Sometime in the next five years enterprise workers will access information in novel three-dimensional ways such as modeling a product in virtual space before building it, or deriving analytics by walking around a projected 3D image of a bar chart.

“Advances in 3D technology have consumer value in TV, but gives enterprises the opportunity to start looking at enterprise data in three dimensions too,” said Don Campbell, chief technology officer for business analytics with IBM Canada Ltd. “If you can walk around that data you can really see it in all dimensions it’s trying to project,” said Campbell.

That’s just one innovation IBM foresees as part of its Next Five In Five, a list of five predictions for the next five years issued annually by the Armonk, New York-based vendor.

IBM also foresees the next five years will produce device batteries that feed off the physical properties of the atmosphere around us to live longer and make the enterprise worker more productive.

“If we can take advantage of the chemistry of our atmosphere and have those batteries last longer … to be able to have the device continue to be effective for me then it can play a bigger role in my day,” said Campbell.

While battery technology has so far undergone steady growth, it has been minor. Campbell said batteries will have to advance much more in order to power the heavy processing that enterprise workers must do on their mobile devices.

IBM’s predicts the next five years will bear witness to significantly more efficient data centres. Currently, a whopping 50 per cent of energy in data centres is allocated to cooling heavy-duty processors but that is about to change, said Campbell. Enterprises will use water to transfer heat from processors and reuse it for other business needs such as warming office buildings or brewing coffee.
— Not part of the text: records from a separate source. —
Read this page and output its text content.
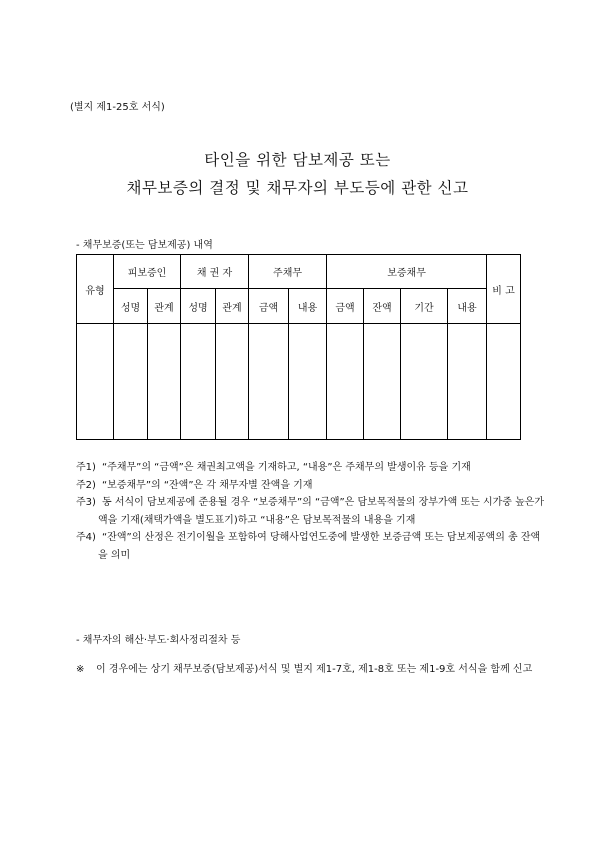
(별지 제1-25호 서식)
타인을 위한 담보제공 또는
채무보증의 결정 및 채무자의 부도등에 관한 신고
- 채무보증(또는 담보제공) 내역
유형	피보증인		채 권 자		주채무		보증채무				비 고
	성명	관계	성명	관계	금액	내용	금액	잔액	기간	내용	

주1) “주채무”의 “금액”은 채권최고액을 기재하고, “내용”은 주채무의 발생이유 등을 기재
주2) “보증채무”의 “잔액”은 각 채무자별 잔액을 기재
주3) 동 서식이 담보제공에 준용될 경우 “보증채무”의 “금액”은 담보목적물의 장부가액 또는 시가중 높은가액을 기재(채택가액을 별도표기)하고 “내용”은 담보목적물의 내용을 기재
주4) “잔액”의 산정은 전기이월을 포함하여 당해사업연도중에 발생한 보증금액 또는 담보제공액의 총 잔액을 의미
- 채무자의 해산·부도·회사정리절차 등
※	이 경우에는 상기 채무보증(담보제공)서식 및 별지 제1-7호, 제1-8호 또는 제1-9호 서식을 함께 신고
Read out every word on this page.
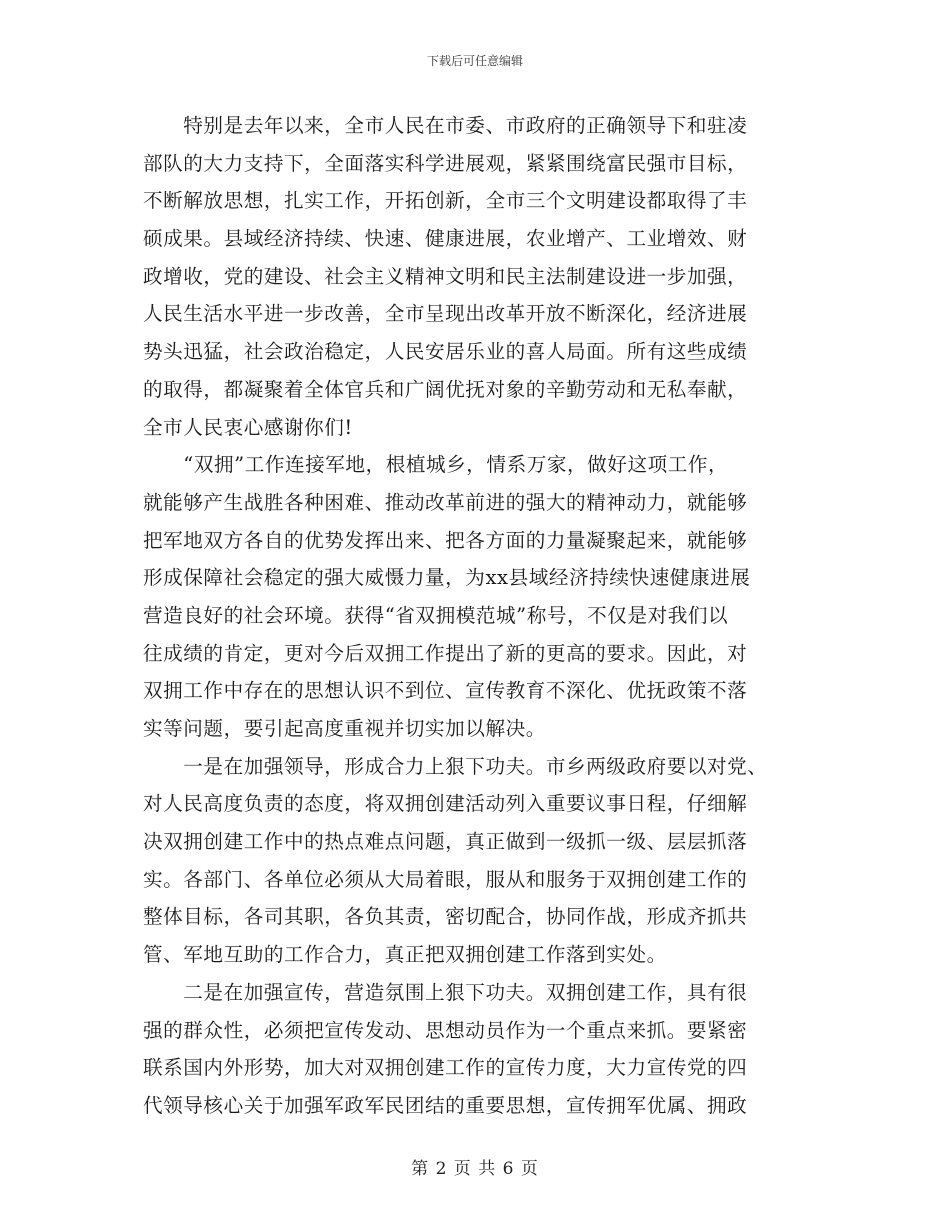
下载后可任意编辑
　　特别是去年以来，全市人民在市委、市政府的正确领导下和驻凌
部队的大力支持下，全面落实科学进展观，紧紧围绕富民强市目标，
不断解放思想，扎实工作，开拓创新，全市三个文明建设都取得了丰
硕成果。县域经济持续、快速、健康进展，农业增产、工业增效、财
政增收，党的建设、社会主义精神文明和民主法制建设进一步加强，
人民生活水平进一步改善，全市呈现出改革开放不断深化，经济进展
势头迅猛，社会政治稳定，人民安居乐业的喜人局面。所有这些成绩
的取得，都凝聚着全体官兵和广阔优抚对象的辛勤劳动和无私奉献，
全市人民衷心感谢你们!
　　“双拥”工作连接军地，根植城乡，情系万家，做好这项工作，
就能够产生战胜各种困难、推动改革前进的强大的精神动力，就能够
把军地双方各自的优势发挥出来、把各方面的力量凝聚起来，就能够
形成保障社会稳定的强大威慑力量，为xx县域经济持续快速健康进展
营造良好的社会环境。获得“省双拥模范城”称号，不仅是对我们以
往成绩的肯定，更对今后双拥工作提出了新的更高的要求。因此，对
双拥工作中存在的思想认识不到位、宣传教育不深化、优抚政策不落
实等问题，要引起高度重视并切实加以解决。
　　一是在加强领导，形成合力上狠下功夫。市乡两级政府要以对党、
对人民高度负责的态度，将双拥创建活动列入重要议事日程，仔细解
决双拥创建工作中的热点难点问题，真正做到一级抓一级、层层抓落
实。各部门、各单位必须从大局着眼，服从和服务于双拥创建工作的
整体目标，各司其职，各负其责，密切配合，协同作战，形成齐抓共
管、军地互助的工作合力，真正把双拥创建工作落到实处。
　　二是在加强宣传，营造氛围上狠下功夫。双拥创建工作，具有很
强的群众性，必须把宣传发动、思想动员作为一个重点来抓。要紧密
联系国内外形势，加大对双拥创建工作的宣传力度，大力宣传党的四
代领导核心关于加强军政军民团结的重要思想，宣传拥军优属、拥政
第 2 页 共 6 页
Citizen scientists will emerge in the next five years. Everyday people, including enterprise workers, will utilize existing technology such as smart phones, laptops and social media to feed valuable data to research.

“At a creek bed they can answer simple questions to water departments and give them a massive amount of very local content that they would never be able to get themselves,” said Campbell.

It’s not such an outlandish thought given enterprise workers are already using technology to share information, collaborate and work remotely, said Campbell. It’s merely a matter of using the same technology more intelligently and productively to derive added value to help the planet.

“It’s not a matter of now re-arming people now with a brand new set of technology, it’s about being smarter with the technology that we already possess,” said Campbell.

Your commute to work will be personalized. IBM foresees the next five years will be when systems start combining myriad bits of information already out there to help people better schedule their route to work. Information such as GPS, traffic data and parking garage vacancies will be integrated for greater value, said Campbell.

“Before I start my commute the information can tell me, ‘Don, you’re best to travel on this route today to work and you’re best to park in this garage over here rather than the one closest to your building because by the time you get there it’s likely going to be filled already,’” said Campbell.